Is intermediation ethical? This was a question put to me at a recent insurance event I was speaking at. It’s a good question; here are some thoughts on it.
It’s a good question to raise because it encourages people to stand back from their day-to-day activities and think about what they do from a wider perspective. And it’s a pretty fundamental question: it’s actually asking if some market structures are more ethical than others.
There’s a long history of intermediation in the insurance market. It’s been a source of much innovation, in terms of new covers, wider distribution and new services. And there’s been a lot of entrepreneurial spirit around it that has brought a great deal of energy to the market. And it’s still, despite other innovations like aggregators and direct writers, a dominant feature in both the general and long terms markets: think of all those brokers, adjusters, suppliers, financial planners and agents.
At the same time, it’s clear that the way in which intermediation has sometimes been managed has led to collossal levels of consumer detriment. Mis-sold products and mismanaged conflicts of interest litter the track record of intermediation in insurance.
So there’s very much two stories to be told about intermediation. How do they stack up?
If you think intermediation is inherently unsuitable for the sale and servicing of insurance products, what would be the alternative? The direct market has a fair share of its own ethical issues. If you got rid of intermediation, wouldn’t it be like jumping ‘from the frying pan into the fire’?
A clear and distinct ethical question can be asked about the level of intermediation. If a large number of brokers, agents and the like lie between the manufacturer and consumer of an insurance product, then one has to ask about the value they are adding into that chain, and the value they are extracting out of it.
Clearly, handling large complex risks on a global scale does involve a complicated array of intermediaries. However many risks are standard and straightforward, as are the claims that go with them. Excessive layers of intermediation for those latter risks just smack of ‘too many fingers in the pie’ and should be challenged.
The way in which claims for some lines of personal insurance are handled in the UK has been challenged, with motor insurance becoming a textbook example of excessive intermediation. The motor market thought for several years that it could handle the complexity it had sown into its claims operations, but has now come to realise that it resulted in them being labelled as dysfunctional and having an even more diminished level of consumer trust.

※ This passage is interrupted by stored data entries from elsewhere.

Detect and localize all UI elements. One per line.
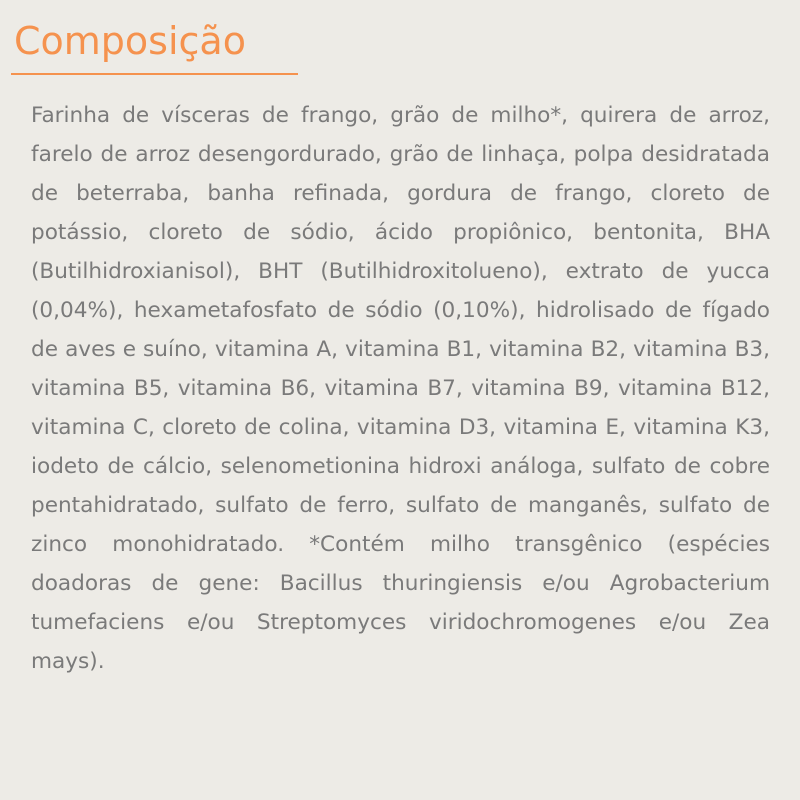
composition-text: Farinha de vísceras de frango, grão de milho*, quirera de arroz, farelo de arroz desengordurado, grão de linhaça, polpa desidratada de beterraba, banha refinada, gordura de frango, cloreto de potássio, cloreto de sódio, ácido propiônico, bentonita, BHA (Butilhidroxianisol), BHT (Butilhidroxitolueno), extrato de yucca (0,04%), hexametafosfato de sódio (0,10%), hidrolisado de fígado de aves e suíno, vitamina A, vitamina B1, vitamina B2, vitamina B3, vitamina B5, vitamina B6, vitamina B7, vitamina B9, vitamina B12, vitamina C, cloreto de colina, vitamina D3, vitamina E, vitamina K3, iodeto de cálcio, selenometionina hidroxi análoga, sulfato de cobre pentahidratado, sulfato de ferro, sulfato de manganês, sulfato de zinco monohidratado. *Contém milho transgênico (espécies doadoras de gene: Bacillus thuringiensis e/ou Agrobacterium tumefaciens e/ou Streptomyces viridochromogenes e/ou Zea mays). xyxy=(31,103,770,674)
title-underline xyxy=(11,73,298,75)
page-title: Composição xyxy=(14,19,246,63)
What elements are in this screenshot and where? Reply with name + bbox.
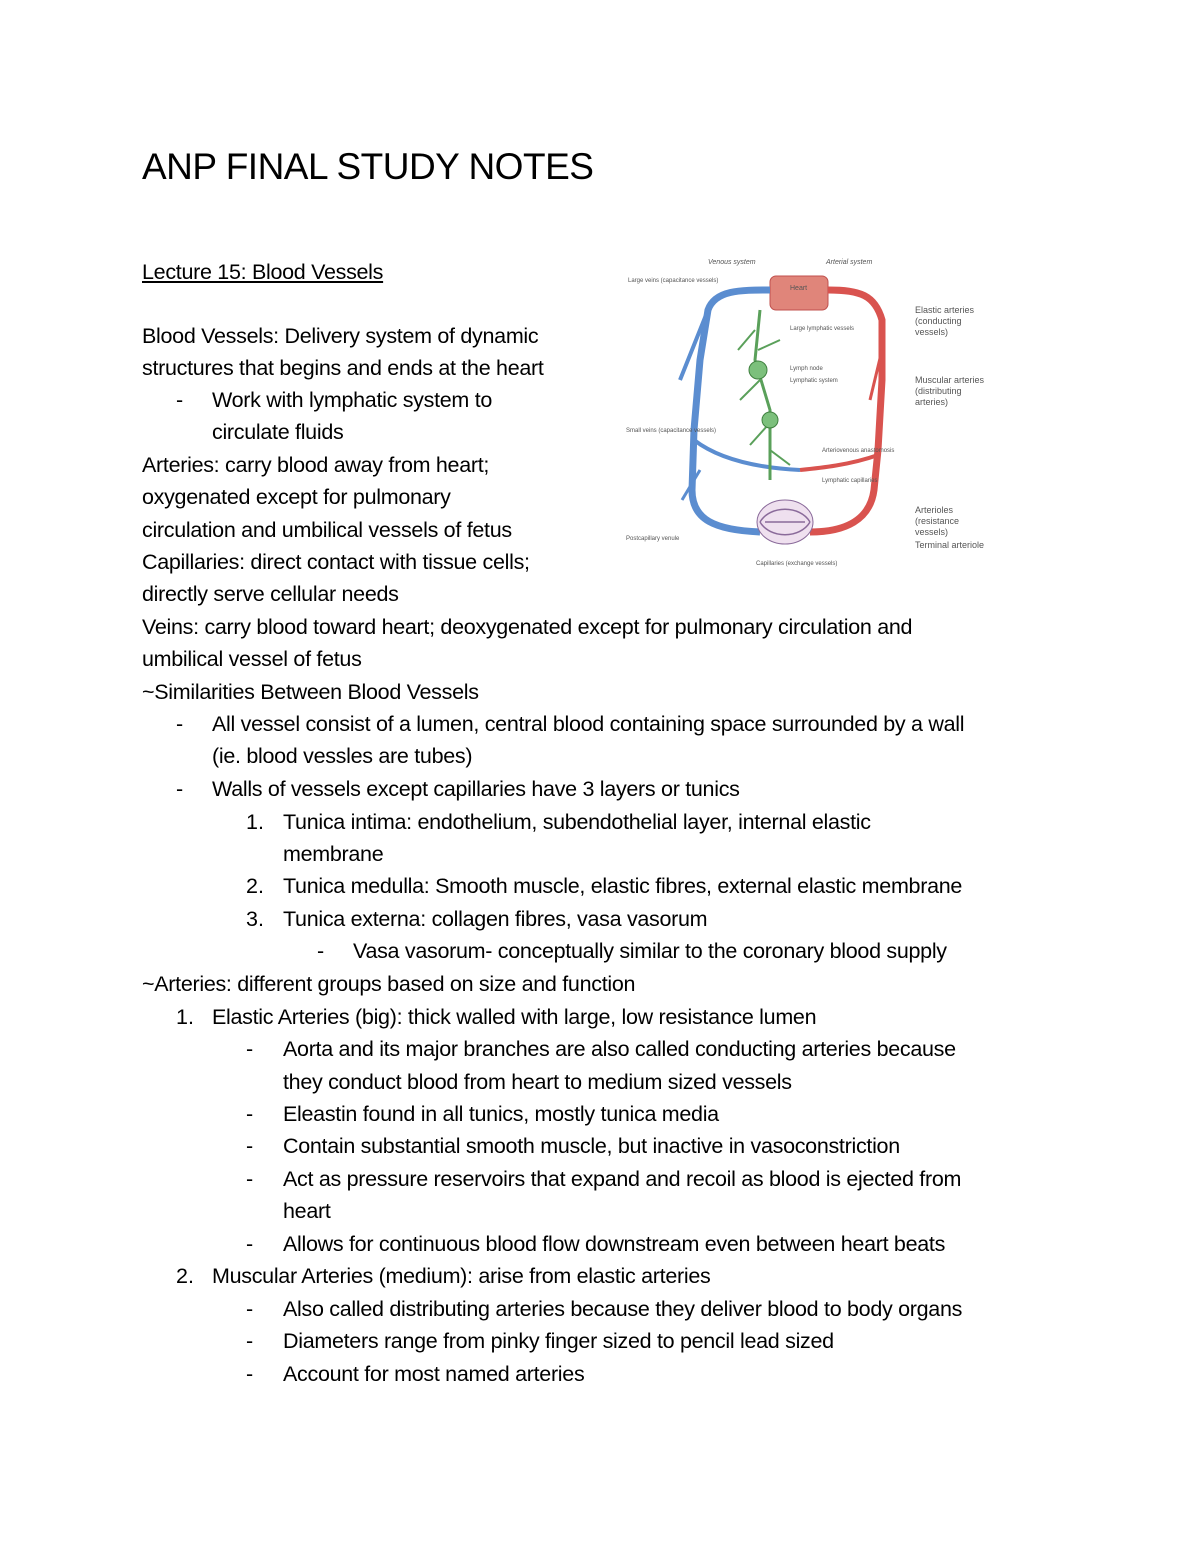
text-line: circulate fluids: [212, 420, 344, 444]
text-line: Elastic Arteries (big): thick walled with large, low resistance lumen: [212, 1005, 817, 1029]
text-line: Arteries: carry blood away from heart;: [142, 453, 490, 477]
text-line: circulation and umbilical vessels of fetus: [142, 518, 512, 542]
list-number: 3.: [246, 907, 264, 931]
text-line: Diameters range from pinky finger sized to pencil lead sized: [283, 1329, 834, 1353]
text-line: they conduct blood from heart to medium sized vessels: [283, 1070, 792, 1094]
blood-vessel-diagram: [620, 250, 910, 570]
text-line: directly serve cellular needs: [142, 582, 399, 606]
heart-shape: [770, 276, 828, 310]
label-postcapillary-venule: Postcapillary venule: [626, 536, 680, 542]
text-line: Muscular Arteries (medium): arise from elastic arteries: [212, 1264, 711, 1288]
label-heart: Heart: [790, 285, 808, 292]
label-venous-system: Venous system: [708, 259, 756, 266]
bullet-dash: -: [246, 1134, 254, 1158]
text-line: Allows for continuous blood flow downstream even between heart beats: [283, 1232, 946, 1256]
text-line: oxygenated except for pulmonary: [142, 485, 451, 509]
text-line: All vessel consist of a lumen, central blood containing space surrounded by a wall: [212, 712, 965, 736]
lymph-node: [749, 361, 767, 379]
text-line: Contain substantial smooth muscle, but inactive in vasoconstriction: [283, 1134, 900, 1158]
label-muscular-arteries: Muscular arteries (distributing arteries): [915, 375, 985, 407]
bullet-dash: -: [246, 1362, 254, 1386]
label-elastic-arteries: Elastic arteries (conducting vessels): [915, 305, 975, 337]
lymph-node: [762, 412, 778, 428]
list-number: 1.: [246, 810, 264, 834]
text-line: Blood Vessels: Delivery system of dynamic: [142, 324, 539, 348]
text-line: structures that begins and ends at the heart: [142, 356, 544, 380]
text-line: Tunica externa: collagen fibres, vasa vasorum: [283, 907, 708, 931]
text-line: ~Similarities Between Blood Vessels: [142, 680, 479, 704]
bullet-dash: -: [176, 388, 184, 412]
bullet-dash: -: [176, 777, 184, 801]
bullet-dash: -: [176, 712, 184, 736]
label-arterial-system: Arterial system: [826, 259, 873, 266]
label-capillaries: Capillaries (exchange vessels): [756, 561, 838, 567]
label-arteriovenous: Arteriovenous anastomosis: [822, 448, 895, 454]
text-line: Capillaries: direct contact with tissue cells;: [142, 550, 530, 574]
list-number: 2.: [246, 874, 264, 898]
text-line: Also called distributing arteries because they deliver blood to body organs: [283, 1297, 963, 1321]
text-line: (ie. blood vessles are tubes): [212, 744, 473, 768]
label-terminal-arteriole: Terminal arteriole: [915, 540, 985, 550]
text-line: Account for most named arteries: [283, 1362, 585, 1386]
text-line: heart: [283, 1199, 331, 1223]
text-line: Work with lymphatic system to: [212, 388, 493, 412]
bullet-dash: -: [246, 1037, 254, 1061]
label-arterioles: Arterioles (resistance vessels): [915, 505, 960, 537]
label-lymphatic-capillaries: Lymphatic capillaries: [822, 478, 878, 484]
label-lymphatic-system: Lymphatic system: [790, 378, 838, 384]
arteriole: [800, 455, 878, 470]
text-line: Veins: carry blood toward heart; deoxygenated except for pulmonary circulation and: [142, 615, 913, 639]
text-line: Tunica medulla: Smooth muscle, elastic fibres, external elastic membrane: [283, 874, 963, 898]
page-title: ANP FINAL STUDY NOTES: [142, 146, 594, 187]
lecture-heading: Lecture 15: Blood Vessels: [142, 260, 384, 284]
bullet-dash: -: [246, 1329, 254, 1353]
bullet-dash: -: [246, 1167, 254, 1191]
text-line: Vasa vasorum- conceptually similar to the coronary blood supply: [353, 939, 947, 963]
label-small-veins: Small veins (capacitance vessels): [626, 428, 717, 434]
list-number: 2.: [176, 1264, 194, 1288]
text-line: Eleastin found in all tunics, mostly tunica media: [283, 1102, 719, 1126]
text-line: Aorta and its major branches are also called conducting arteries because: [283, 1037, 956, 1061]
lymphatic-branches: [738, 330, 790, 465]
bullet-dash: -: [246, 1232, 254, 1256]
bullet-dash: -: [246, 1297, 254, 1321]
label-large-veins: Large veins (capacitance vessels): [628, 278, 719, 284]
text-line: Tunica intima: endothelium, subendothelial layer, internal elastic: [283, 810, 871, 834]
large-lymphatic-vessel: [755, 310, 770, 480]
text-line: ~Arteries: different groups based on size and function: [142, 972, 636, 996]
label-lymph-node: Lymph node: [790, 366, 823, 372]
bullet-dash: -: [317, 939, 325, 963]
text-line: membrane: [283, 842, 384, 866]
bullet-dash: -: [246, 1102, 254, 1126]
label-large-lymphatic: Large lymphatic vessels: [790, 326, 855, 332]
list-number: 1.: [176, 1005, 194, 1029]
text-line: Walls of vessels except capillaries have 3 layers or tunics: [212, 777, 740, 801]
text-line: umbilical vessel of fetus: [142, 647, 362, 671]
small-vein: [694, 440, 800, 470]
text-line: Act as pressure reservoirs that expand and recoil as blood is ejected from: [283, 1167, 962, 1191]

So I expect the UK regulator to become more interventionist in certain areas of intermediation, challenging firms to demonstrate that value is being added and not extracted. There will be a spotlight shone on both underwriting and claims, with the latter in particular needing to deliver a robust case for the myriad of intermediaries that everyday claims can attract.
Conflict of Interest: I’ve worked for an insurance broker and a schemes intermediary in the past, but then, I’ve also worked for one massive buyer of insurance whose CEO forbid any dealings with the broking market.